Another dish on the Husk Greenville menu that explores this history is the Cherokee bean cake. “It’s kind of like a tamale,” says Brock. “You add ash and water to field corn and boil so the outer layer softens. Then you mash it up while it’s still almost raw. It’s like grits or hominy; not quite masa. Then it’s smashed up in a mortar and pestle. Soup beans are folded in and wrapped in corn husk and then it’s thrown in the fire, boiled, steamed or simmered. At Husk, we griddle it so it gets crunchy like a johnnycake. It’s two ingredients and it tastes unbelievable.”
Brock says Husk Greenville has found a fan base in Greenville. “One of the main reasons for the demand of Husk in particular is that it represents a cuisine of a place,” says Brock. “And Greenville is ready for that place. Upcountry cooking is ready to have its time.”

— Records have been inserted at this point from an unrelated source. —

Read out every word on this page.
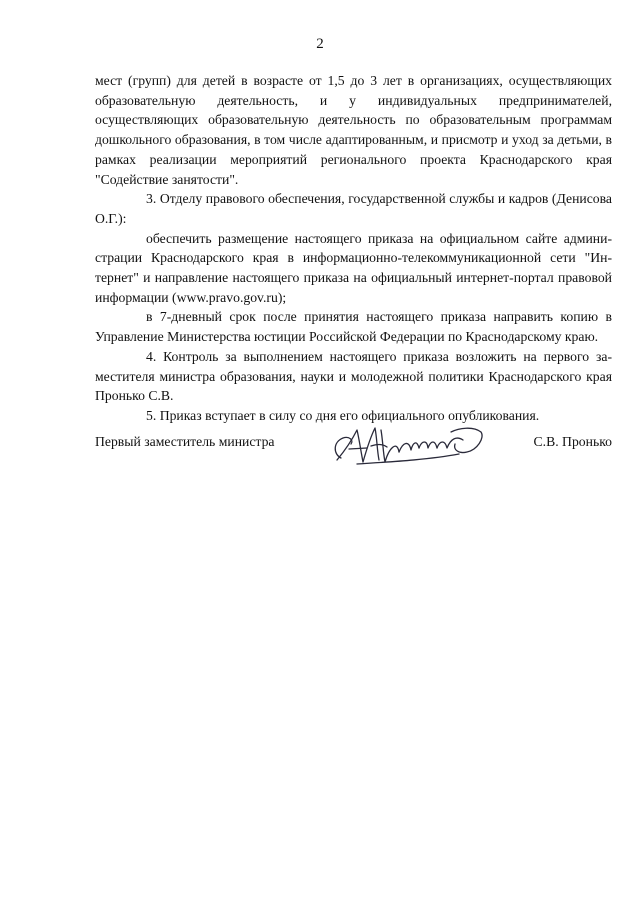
2

мест (групп) для детей в возрасте от 1,5 до 3 лет в организациях, осуществляющих образовательную деятельность, и у индивидуальных предпринимателей, осуществляющих образовательную деятельность по образовательным программам дошкольного образования, в том числе адаптированным, и присмотр и уход за детьми, в рамках реализации мероприятий регионального проекта Краснодарского края "Содействие занятости".

3. Отделу правового обеспечения, государственной службы и кадров (Денисова О.Г.):

обеспечить размещение настоящего приказа на официальном сайте администрации Краснодарского края в информационно-телекоммуникационной сети "Интернет" и направление настоящего приказа на официальный интернет-портал правовой информации (www.pravo.gov.ru);

в 7-дневный срок после принятия настоящего приказа направить копию в Управление Министерства юстиции Российской Федерации по Краснодарскому краю.

4. Контроль за выполнением настоящего приказа возложить на первого заместителя министра образования, науки и молодежной политики Краснодарского края Пронько С.В.

5. Приказ вступает в силу со дня его официального опубликования.

Первый заместитель министра	С.В. Пронько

This is the first time Brock, recently sober and currently in therapy, has opened a restaurant with a sense of calm and purpose and not bloody knuckles and hangovers. “I almost feel guilty about feeling so happy,” he says.
Good thing he’s gotten control of the stress and anxiety that inevitably comes with the opening of resaturants. The Savannah Husk is set to open in the coming weeks. “Orientation starts in a few days,” says Brock. “And training begins. We have classroom seminar stuff that takes a while, and then we’ll have friends and family and a very slow opening.”